Jede Insolvenz sei anders, sagen die Verwalter, wenngleich die
Gründe immer gleich sind: Überschuldung, Zahlungsunfähigkeit oder - nach der Gesetzesreform - auch schon drohende Zahlungsunfähigkeit. Die meisten Insolvenzanträge werden allerdings nicht von den strauchelnden Firmen selbst, sondern von den Sozialversicherungsträgern gestellt. Das zuständige Gericht teilt dann einen Insolvenzverwalter zu. In der Regel sind das Rechtsanwälte, manchmal auch Wirtschaftsprüfer, Steuerberater oder Volkswirte. Dabei ist die Zahl der Verwalter pro Gericht begrenzt. Für die ganz großen Pleitefälle á la Holzmann gibt es laut Manfred Hunkemöller, Unterstützer von Holzmann- Insolvenzverwalter Ottmar Hermann und beim Frankfurter Bauriesen zurzeit zuständig für das Inlandsgeschäft, bundesweit rund 20 Verwalter in der Saniererbranche. Weil der Insolvenzverwalter die zentrale Figur des Verfahrens ist, wird die Auswahl oft als "Schicksalsfrage" bezeichnet. Aufgrund des vergleichsweise intransparenten Auswahlverfahrens durch die zuständigen Richter gab es zuletzt immer wieder Diskussionen um die Bestellung eines Insolvenzverwalters. Auch das ist ein Thema auf dem Insolvenzrechtstag.

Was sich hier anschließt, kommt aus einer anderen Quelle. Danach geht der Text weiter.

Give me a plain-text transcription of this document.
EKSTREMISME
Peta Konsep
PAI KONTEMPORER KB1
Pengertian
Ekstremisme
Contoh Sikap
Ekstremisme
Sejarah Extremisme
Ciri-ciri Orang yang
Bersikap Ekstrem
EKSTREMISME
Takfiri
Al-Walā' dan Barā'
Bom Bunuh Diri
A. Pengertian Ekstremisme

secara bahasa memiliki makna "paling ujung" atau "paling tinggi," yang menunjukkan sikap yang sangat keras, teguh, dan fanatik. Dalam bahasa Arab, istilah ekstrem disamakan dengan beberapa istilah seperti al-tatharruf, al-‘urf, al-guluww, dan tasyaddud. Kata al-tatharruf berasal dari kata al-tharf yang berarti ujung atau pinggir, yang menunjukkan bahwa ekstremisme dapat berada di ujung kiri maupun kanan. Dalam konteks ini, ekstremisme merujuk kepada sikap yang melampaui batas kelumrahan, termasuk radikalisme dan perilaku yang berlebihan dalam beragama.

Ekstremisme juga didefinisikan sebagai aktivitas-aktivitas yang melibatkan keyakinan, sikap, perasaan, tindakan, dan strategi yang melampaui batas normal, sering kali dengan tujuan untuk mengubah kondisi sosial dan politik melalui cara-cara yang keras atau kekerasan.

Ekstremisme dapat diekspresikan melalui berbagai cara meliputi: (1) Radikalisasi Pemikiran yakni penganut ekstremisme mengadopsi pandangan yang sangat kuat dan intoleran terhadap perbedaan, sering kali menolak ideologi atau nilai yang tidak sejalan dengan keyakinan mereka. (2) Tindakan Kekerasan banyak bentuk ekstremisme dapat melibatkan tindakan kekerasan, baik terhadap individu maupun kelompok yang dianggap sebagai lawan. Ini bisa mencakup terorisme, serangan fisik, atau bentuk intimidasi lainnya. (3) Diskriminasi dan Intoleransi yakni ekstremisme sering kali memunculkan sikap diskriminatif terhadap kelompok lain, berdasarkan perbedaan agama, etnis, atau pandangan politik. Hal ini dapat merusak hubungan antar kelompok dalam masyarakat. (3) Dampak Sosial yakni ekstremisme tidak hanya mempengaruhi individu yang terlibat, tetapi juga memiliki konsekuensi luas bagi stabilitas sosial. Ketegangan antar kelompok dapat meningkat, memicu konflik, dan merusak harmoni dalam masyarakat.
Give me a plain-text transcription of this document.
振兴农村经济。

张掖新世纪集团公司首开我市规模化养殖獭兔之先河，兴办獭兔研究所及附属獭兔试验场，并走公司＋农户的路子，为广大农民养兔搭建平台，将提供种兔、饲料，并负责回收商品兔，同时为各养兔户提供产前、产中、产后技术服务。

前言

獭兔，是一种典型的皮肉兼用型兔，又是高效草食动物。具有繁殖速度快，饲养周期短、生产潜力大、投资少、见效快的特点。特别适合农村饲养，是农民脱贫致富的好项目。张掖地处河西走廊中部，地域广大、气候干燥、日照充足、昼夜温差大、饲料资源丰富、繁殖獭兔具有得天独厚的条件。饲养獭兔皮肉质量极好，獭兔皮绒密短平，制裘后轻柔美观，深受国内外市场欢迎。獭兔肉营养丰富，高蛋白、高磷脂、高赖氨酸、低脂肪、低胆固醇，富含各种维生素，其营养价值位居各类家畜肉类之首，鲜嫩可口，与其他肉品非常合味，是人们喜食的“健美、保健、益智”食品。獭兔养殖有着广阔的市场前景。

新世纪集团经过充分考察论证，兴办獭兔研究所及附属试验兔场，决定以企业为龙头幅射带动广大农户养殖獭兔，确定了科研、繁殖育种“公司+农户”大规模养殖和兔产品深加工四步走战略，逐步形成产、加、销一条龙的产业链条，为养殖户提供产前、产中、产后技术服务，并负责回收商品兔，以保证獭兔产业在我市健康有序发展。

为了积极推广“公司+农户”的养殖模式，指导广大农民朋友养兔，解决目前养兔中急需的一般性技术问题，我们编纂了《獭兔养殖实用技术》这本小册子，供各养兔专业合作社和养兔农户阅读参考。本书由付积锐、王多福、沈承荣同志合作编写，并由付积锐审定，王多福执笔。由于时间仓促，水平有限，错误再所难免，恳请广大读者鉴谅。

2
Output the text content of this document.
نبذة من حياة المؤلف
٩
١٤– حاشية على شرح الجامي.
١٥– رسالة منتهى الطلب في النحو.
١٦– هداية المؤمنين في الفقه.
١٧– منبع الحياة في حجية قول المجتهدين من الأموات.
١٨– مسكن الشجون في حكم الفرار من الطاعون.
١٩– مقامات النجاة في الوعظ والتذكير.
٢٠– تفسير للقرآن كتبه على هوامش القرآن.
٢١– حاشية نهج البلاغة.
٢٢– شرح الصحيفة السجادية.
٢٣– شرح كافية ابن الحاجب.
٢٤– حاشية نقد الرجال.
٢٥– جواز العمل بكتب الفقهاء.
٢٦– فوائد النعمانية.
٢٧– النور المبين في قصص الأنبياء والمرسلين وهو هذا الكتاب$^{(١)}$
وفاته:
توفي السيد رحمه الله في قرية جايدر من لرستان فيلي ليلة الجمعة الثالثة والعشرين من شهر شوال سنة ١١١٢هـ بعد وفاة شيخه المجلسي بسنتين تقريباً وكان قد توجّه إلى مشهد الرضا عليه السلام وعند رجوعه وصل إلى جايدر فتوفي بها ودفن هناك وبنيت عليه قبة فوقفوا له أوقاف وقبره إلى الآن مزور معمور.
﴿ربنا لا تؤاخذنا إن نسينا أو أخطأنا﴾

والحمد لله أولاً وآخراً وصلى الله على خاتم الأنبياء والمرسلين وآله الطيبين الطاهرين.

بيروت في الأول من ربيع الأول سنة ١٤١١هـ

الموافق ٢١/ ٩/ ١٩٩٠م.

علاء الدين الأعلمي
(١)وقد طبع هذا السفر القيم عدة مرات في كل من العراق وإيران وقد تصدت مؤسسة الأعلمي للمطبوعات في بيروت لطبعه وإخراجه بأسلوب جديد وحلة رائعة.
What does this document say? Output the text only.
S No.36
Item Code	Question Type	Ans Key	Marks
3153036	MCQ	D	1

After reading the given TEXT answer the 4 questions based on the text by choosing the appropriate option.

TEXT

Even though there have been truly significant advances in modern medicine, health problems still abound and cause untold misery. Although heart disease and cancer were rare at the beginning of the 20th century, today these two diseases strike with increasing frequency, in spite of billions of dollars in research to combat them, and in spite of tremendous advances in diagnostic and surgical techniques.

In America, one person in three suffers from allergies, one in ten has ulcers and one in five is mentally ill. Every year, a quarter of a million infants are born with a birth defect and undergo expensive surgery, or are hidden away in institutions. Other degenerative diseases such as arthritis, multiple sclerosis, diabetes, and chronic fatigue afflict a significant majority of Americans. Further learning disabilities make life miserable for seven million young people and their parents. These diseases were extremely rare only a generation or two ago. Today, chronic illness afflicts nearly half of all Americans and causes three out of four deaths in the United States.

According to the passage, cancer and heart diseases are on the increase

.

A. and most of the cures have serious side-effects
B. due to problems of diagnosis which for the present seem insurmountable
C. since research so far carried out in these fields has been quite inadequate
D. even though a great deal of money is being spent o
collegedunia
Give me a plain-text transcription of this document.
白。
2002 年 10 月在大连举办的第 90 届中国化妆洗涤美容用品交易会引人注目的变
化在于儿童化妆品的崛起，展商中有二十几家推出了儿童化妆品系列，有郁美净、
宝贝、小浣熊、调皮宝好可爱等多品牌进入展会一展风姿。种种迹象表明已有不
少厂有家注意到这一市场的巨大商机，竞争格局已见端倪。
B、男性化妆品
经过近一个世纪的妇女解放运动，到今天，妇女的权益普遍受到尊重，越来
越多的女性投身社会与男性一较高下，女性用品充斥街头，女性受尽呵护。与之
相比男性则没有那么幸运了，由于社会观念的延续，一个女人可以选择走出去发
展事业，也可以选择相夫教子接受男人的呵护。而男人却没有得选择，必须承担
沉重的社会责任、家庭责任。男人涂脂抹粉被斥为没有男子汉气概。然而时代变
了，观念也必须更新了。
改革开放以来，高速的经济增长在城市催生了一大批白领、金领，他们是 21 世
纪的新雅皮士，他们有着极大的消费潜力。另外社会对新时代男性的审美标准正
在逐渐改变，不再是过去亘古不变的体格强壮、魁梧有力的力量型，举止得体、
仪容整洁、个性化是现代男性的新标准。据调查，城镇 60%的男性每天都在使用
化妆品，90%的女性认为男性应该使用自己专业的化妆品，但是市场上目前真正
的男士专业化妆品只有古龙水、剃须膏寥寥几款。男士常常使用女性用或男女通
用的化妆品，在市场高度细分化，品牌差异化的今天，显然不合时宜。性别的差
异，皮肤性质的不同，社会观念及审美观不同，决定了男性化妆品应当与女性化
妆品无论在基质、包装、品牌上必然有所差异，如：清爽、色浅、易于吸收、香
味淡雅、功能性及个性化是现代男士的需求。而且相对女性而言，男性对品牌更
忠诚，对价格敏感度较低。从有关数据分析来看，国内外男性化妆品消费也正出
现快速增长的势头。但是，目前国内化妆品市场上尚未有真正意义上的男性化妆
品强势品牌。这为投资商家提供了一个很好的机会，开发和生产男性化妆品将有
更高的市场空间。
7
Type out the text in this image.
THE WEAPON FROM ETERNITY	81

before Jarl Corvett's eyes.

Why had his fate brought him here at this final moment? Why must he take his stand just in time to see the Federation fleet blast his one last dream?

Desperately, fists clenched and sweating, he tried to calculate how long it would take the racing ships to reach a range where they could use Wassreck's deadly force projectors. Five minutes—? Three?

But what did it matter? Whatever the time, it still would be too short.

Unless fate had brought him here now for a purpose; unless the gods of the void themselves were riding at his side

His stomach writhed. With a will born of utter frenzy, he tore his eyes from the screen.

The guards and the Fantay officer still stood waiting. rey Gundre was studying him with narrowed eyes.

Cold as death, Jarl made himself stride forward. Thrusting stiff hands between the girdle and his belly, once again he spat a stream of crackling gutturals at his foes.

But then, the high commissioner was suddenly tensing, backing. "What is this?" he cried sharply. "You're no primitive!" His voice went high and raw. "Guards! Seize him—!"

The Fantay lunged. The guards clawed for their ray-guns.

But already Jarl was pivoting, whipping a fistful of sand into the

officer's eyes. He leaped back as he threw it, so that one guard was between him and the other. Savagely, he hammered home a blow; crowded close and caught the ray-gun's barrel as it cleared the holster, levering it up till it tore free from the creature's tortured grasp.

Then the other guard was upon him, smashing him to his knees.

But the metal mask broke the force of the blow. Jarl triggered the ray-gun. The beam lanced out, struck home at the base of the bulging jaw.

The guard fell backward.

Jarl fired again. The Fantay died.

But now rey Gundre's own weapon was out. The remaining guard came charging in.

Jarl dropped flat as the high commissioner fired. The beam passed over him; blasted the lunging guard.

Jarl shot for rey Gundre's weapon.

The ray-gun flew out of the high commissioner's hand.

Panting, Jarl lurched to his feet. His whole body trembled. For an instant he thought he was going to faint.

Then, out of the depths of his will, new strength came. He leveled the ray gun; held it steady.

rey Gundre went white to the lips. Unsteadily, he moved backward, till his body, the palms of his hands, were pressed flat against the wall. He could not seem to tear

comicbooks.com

Gleiches gilt für das so genannte Insolvenzplanverfahren. Mit der
Reform wurde es als Alternative zur Regelinsolvenz eingeführt. Das Verfahren hat nach Einschätzung von Hunkemöller jedoch nicht die erhoffte Revolution gebracht. Es ist eine Kopie der amerikanischen Insolvenz, in Deutschland zuletzt angewendet bei Herlitz. Dabei bleibt der Rechtsträger des Unternehmens erhalten, der Insolvenzverwalter wird ihm lediglich als eine Art Treuhänder zur Seite gestellt. Das Unternehmen wird nicht zerschlagen, sondern der Geschäftsbetrieb bleibt bestehen und dient der finanzwirtschaftlichen Sanierung, bis das Unternehmen wieder selbstständig lebensfähig ist. "Das Planverfahren wird kaum angewendet, weil es viel zu kompliziert ist und in der Realität oft nicht funktioniert", sagt Hunkemöller. Auch künftig räumt er dem neuen Verfahren wenig Chancen ein.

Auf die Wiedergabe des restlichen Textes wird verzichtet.